Application: SUF asks whether the finger geometry, constraints, assembly relationships, and failure risks are understood sufficiently to create a reversible prototype and learn from it.
Publishing a research essay
Context: An argument is conceptually developed but lacks formal experimental validation.
Application: SUF supports publication when the claim, justification, limitations, and status are clearly represented, while preventing the essay from being presented as stronger evidence than it contains.
Changing a ranking model
Context: TechShortsApp introduces a new behavioral signal.
Application: SUF evaluates whether the signal is defined, justified, related to existing evidence, safe to test, observable after release, and reversible if assumptions fail.
Boundaries
Epistemic boundaries
What the framework does not solve
Current limitations
Sufficiency remains partly judgment-dependent.
The framework does not currently provide a numerical sufficiency threshold.
Users may underestimate consequences or unknown risks.
A reversible experiment can still create indirect harm.
Productive uncertainty requires honest monitoring and willingness to revise.
The framework does not replace domain expertise.
What remains unresolved
Can sufficient understanding be scored without creating false precision?
How should consequence and reversibility modify each stage?
What types of uncertainty should block action entirely?
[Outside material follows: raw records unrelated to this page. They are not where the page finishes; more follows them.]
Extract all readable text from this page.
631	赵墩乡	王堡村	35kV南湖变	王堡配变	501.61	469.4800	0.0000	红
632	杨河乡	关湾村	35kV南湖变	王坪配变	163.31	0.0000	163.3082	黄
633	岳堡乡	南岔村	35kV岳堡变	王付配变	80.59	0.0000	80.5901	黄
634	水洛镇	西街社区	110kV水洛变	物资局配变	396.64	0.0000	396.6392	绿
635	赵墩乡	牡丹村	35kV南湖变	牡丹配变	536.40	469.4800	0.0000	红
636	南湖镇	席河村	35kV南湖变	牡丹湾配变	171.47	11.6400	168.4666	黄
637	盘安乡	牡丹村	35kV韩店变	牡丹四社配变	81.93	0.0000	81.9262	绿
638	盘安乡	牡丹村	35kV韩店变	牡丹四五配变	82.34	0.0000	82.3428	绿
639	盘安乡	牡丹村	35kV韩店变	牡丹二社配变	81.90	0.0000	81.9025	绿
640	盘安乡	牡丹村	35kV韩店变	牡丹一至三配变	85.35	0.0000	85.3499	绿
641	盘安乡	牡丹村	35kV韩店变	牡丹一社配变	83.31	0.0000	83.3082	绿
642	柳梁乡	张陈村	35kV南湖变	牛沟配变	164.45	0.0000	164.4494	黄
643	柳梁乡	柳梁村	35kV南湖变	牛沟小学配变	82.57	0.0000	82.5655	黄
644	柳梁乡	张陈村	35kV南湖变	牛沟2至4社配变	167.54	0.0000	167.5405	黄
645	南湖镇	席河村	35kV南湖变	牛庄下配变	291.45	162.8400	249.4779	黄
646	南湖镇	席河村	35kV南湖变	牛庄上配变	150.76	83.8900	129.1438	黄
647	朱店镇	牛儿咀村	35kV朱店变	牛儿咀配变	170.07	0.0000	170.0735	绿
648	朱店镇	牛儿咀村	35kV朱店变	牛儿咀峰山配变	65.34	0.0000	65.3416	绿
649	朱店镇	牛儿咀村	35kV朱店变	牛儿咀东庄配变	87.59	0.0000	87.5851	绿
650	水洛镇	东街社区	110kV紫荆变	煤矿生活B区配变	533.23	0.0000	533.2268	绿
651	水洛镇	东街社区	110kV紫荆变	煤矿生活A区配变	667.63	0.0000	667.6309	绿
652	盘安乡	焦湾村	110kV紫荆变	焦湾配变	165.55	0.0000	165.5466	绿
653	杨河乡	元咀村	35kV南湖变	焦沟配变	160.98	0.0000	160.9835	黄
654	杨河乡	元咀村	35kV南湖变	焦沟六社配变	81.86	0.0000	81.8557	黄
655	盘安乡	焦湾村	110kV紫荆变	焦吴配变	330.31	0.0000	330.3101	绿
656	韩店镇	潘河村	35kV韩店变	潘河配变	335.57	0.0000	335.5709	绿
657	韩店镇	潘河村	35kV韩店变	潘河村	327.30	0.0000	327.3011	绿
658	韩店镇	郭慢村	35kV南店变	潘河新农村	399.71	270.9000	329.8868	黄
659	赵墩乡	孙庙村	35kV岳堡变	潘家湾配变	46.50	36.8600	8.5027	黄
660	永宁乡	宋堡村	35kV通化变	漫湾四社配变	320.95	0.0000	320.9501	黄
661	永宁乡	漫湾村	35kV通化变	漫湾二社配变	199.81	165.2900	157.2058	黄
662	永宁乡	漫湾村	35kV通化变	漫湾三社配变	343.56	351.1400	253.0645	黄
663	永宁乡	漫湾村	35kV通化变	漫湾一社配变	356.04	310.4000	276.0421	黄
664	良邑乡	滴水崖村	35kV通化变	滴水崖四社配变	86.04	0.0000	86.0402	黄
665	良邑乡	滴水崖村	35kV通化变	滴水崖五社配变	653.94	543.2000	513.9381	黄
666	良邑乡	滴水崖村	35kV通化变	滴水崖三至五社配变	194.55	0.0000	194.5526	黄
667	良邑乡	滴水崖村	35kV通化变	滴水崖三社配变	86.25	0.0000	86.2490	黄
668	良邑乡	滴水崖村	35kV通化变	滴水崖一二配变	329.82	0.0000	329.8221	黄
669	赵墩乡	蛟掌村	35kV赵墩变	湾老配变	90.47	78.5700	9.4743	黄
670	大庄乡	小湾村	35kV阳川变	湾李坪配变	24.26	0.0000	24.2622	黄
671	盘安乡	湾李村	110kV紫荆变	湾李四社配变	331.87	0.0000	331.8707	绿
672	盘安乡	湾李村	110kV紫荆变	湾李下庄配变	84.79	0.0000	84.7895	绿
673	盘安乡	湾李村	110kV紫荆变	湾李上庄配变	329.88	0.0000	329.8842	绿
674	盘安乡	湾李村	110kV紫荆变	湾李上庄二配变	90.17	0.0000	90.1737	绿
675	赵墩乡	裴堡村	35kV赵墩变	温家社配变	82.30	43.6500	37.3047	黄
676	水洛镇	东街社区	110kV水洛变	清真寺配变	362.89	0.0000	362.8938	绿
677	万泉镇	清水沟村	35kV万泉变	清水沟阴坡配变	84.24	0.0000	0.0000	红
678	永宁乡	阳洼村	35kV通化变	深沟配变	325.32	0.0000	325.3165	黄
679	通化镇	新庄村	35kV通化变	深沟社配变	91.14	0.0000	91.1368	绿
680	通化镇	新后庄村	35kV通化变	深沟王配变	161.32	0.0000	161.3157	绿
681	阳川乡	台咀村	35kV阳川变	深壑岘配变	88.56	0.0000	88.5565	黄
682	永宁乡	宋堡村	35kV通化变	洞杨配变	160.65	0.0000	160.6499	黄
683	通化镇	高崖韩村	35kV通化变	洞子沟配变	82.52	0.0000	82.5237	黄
How should group decisions handle disagreement about sufficiency?
What evidence demonstrates that SUF improves decision quality?
Evolution
Version history
How the framework has changed
Established the seven-stage framework for deciding when understanding is sufficient for action.
- Added Ask the Right Problem as Stage 0.
- Defined Recognition, Definition, Justification, Relationship, Application, and Productive Uncertainty.
- Connected sufficiency to action, revision, and remaining uncertainty.